Mustang Survival H2O Rescue Kit

I'm not a weak swimmer but it's not my idea of a good time to try to pull a 200 pound man out of the water, and it certainly isn't fun to think about having to tow him along as I swim for shore or something that floats.

A long time ago in a galaxy far far away... well, it seems like another life anyway - I was a teenager taking lessons to become a certified lifeguard. I clearly remember the instructor telling me never to forget two things: 1) NOT to endanger myself by taking unnecessary risks, and 2) NEVER go in the water to rescue someone you can save from the safety of dry ground. Even television shows about lifeguards clearly show them taking a flotation device with them on a rescue. Often I've seen all the parts and pieces needed for such rescue work collected but not organized and now I've seen them all neat and tidy in an easy to access kit: enter Mustang Survival's Water Rescue Kit.

Keeping those lessons well in mind, I've always tried to pay attention when I'm in or around the water and might be called upon to render aid to anyone. Now, I'm not a weak swimmer but it's not my idea of a good time to try to pull a 200 pound man out of the water, and it certainly isn't fun to think about having to tow him along as I swim for shore or something that floats. I'd far prefer to:

  1. Make sure I stay high and dry
  2. Throw him something that will keep him afloat
  3. Throw him something he can grab to be towed in to where I'm still high and dry

Now I'm sure there are a couple reading this who are thinking about what kind of coward I am that I won't willingly jump into the water to go rescue my friend or workmate. I never said I wouldn't. I said I'd prefer not to. If I can effect a rescue without risking my own neck then that's just the smart way to perform. In addition to that, I can think of any number of people whom I wouldn't want to have jump in the water to try to rescue me. At that point I may end up having to rescue both of us and, if that's the case, they haven't helped but have made the situation worse. I'd really rather they stay high and dry and throw me something I can pull myself in with.
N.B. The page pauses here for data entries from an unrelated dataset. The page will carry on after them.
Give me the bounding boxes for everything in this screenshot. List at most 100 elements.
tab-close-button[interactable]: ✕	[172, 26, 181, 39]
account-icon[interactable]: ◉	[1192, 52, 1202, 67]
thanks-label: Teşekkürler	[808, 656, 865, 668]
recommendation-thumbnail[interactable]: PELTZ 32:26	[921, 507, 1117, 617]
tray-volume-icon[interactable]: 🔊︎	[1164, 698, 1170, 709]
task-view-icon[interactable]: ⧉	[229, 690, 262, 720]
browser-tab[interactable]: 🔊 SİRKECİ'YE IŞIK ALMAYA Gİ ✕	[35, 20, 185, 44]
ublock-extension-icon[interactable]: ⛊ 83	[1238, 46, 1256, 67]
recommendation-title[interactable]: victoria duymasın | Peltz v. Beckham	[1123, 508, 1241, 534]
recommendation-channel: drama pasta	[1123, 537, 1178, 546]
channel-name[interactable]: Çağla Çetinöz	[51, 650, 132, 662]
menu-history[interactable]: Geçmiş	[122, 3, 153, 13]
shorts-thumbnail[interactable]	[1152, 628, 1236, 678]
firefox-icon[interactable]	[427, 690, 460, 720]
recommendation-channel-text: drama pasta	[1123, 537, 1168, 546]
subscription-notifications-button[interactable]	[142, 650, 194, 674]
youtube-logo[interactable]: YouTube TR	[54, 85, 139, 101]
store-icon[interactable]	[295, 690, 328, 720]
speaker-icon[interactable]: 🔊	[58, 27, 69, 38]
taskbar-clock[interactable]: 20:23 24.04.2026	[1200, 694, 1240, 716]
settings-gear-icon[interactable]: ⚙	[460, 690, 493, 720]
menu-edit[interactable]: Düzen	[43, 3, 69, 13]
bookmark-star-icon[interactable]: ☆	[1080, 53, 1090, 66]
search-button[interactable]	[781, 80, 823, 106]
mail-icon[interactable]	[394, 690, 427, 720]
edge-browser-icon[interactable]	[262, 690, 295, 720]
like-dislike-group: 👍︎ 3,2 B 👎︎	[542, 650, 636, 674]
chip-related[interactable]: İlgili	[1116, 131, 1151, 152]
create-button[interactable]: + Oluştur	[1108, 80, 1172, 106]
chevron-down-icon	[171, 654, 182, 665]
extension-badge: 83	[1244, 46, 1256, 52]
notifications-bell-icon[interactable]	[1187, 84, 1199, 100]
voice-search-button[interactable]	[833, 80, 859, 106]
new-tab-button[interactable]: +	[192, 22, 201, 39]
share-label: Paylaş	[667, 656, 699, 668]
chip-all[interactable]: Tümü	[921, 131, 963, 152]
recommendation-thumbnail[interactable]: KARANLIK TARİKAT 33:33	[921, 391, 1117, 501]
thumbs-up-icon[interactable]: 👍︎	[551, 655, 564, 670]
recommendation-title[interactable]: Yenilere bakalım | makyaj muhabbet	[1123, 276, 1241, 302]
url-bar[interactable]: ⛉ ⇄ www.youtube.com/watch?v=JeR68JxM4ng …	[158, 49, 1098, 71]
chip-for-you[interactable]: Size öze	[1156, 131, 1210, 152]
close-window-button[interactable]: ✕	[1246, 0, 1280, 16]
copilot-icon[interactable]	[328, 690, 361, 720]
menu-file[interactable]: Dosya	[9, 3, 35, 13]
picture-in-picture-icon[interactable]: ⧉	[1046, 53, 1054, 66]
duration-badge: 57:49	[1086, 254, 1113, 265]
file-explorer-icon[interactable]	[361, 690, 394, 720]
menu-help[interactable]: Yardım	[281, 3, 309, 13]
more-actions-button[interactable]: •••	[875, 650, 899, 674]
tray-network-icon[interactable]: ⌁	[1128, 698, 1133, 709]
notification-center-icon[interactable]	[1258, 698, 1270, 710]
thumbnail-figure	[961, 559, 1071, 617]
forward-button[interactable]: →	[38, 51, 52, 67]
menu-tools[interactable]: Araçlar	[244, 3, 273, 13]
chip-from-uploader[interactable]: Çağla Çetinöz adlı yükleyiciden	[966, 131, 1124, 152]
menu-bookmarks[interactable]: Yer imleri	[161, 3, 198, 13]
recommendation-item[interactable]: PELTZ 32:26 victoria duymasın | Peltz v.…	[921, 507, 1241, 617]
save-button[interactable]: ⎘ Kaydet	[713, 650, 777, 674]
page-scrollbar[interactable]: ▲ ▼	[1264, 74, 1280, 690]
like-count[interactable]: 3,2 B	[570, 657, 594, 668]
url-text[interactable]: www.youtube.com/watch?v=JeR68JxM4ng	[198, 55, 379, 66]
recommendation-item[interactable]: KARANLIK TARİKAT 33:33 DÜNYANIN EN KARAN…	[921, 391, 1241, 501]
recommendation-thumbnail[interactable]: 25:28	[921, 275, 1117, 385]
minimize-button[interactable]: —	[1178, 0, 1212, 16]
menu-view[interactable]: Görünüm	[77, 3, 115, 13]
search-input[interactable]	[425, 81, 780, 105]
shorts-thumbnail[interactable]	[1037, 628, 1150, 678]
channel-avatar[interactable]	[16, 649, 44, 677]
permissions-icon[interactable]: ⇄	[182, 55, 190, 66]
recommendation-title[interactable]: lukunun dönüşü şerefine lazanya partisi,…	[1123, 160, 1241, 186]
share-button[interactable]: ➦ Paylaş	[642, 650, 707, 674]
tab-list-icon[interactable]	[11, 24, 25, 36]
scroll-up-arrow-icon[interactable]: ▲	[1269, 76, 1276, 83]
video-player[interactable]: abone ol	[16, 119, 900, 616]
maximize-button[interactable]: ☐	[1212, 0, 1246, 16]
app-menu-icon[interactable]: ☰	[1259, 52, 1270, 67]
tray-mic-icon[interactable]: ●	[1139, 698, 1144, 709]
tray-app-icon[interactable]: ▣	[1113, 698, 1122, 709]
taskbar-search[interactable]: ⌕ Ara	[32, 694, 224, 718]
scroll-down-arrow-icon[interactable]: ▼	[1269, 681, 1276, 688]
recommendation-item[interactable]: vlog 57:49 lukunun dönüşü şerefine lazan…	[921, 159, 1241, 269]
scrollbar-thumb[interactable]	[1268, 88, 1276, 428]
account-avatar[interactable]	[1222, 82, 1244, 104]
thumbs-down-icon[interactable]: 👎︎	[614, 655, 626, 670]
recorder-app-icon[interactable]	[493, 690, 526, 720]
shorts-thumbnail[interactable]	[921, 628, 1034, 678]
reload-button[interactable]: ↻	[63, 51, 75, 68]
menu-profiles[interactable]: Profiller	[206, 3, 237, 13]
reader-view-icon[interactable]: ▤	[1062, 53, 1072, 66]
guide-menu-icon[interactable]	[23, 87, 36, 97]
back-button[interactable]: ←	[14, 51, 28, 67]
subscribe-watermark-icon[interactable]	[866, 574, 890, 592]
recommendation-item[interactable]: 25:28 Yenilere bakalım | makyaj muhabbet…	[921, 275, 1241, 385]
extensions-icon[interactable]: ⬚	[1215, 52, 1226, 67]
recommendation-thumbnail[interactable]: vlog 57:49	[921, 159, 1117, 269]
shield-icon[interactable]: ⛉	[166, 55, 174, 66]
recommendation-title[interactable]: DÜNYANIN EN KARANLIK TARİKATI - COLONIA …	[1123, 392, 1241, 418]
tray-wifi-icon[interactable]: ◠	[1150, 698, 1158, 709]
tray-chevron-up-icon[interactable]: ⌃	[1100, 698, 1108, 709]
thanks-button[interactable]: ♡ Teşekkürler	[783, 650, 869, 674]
Once again I direct your attention back to the Mustang Survival Water Rescue Kit. Keeping in mind the three priorities I was working with (stay dry, give them flotation and provide them a tow/pull ine) I was quite pleased to find tools to do exactly that in the test kit I received. My test kit was the Mustang Survival MRK110 Water Rescue Kit containing:

  • one inflatable personal flotation device
  • one Mustang Survival rescue stick
  • one throw bag

Each of those items is shown individually to the right. The MD3025 Belt-Pack PFD allows the rescuer to protect themselves first. (Remember that rule above?) It only takes a couple seconds to click this around your waist, especially if you've pre-adjusted it to fit. This PFD is not self-inflating. It requires manual inflation. I've had a few people tell me that isn't practical, but let's think about this. If you're on or near the water and you can't swim then you should always be wearing a PFD anyway. If you CAN swim, are wearing this PFD and happen to unintentionally end up in the drink then you can inflate it with no issues and relax some - as compared to treading water while doing no good for the person you were trying to rescue. At least you're not making your own safety situation worse. The key, though, is that once you've opened the MRK110 kit, you have to put the PFD on FIRST.

The next item - the Rescue Stick - IS self-inflating upon contact with the water. So, after putting on the PFD, you simply throw the Rescue Stick to the victim and it will inflate to a horse-shoe shape on contact. The large horseshoe shaped flotation device allows for them to keep their head and shoulders above water AND can be turned ends up to act as a signalling device. With 35 pounds of buoyancy, the Rescue Stick, once inflated, offers flotation to more than just one person, able to support a couple people until they can be pulled out of the water.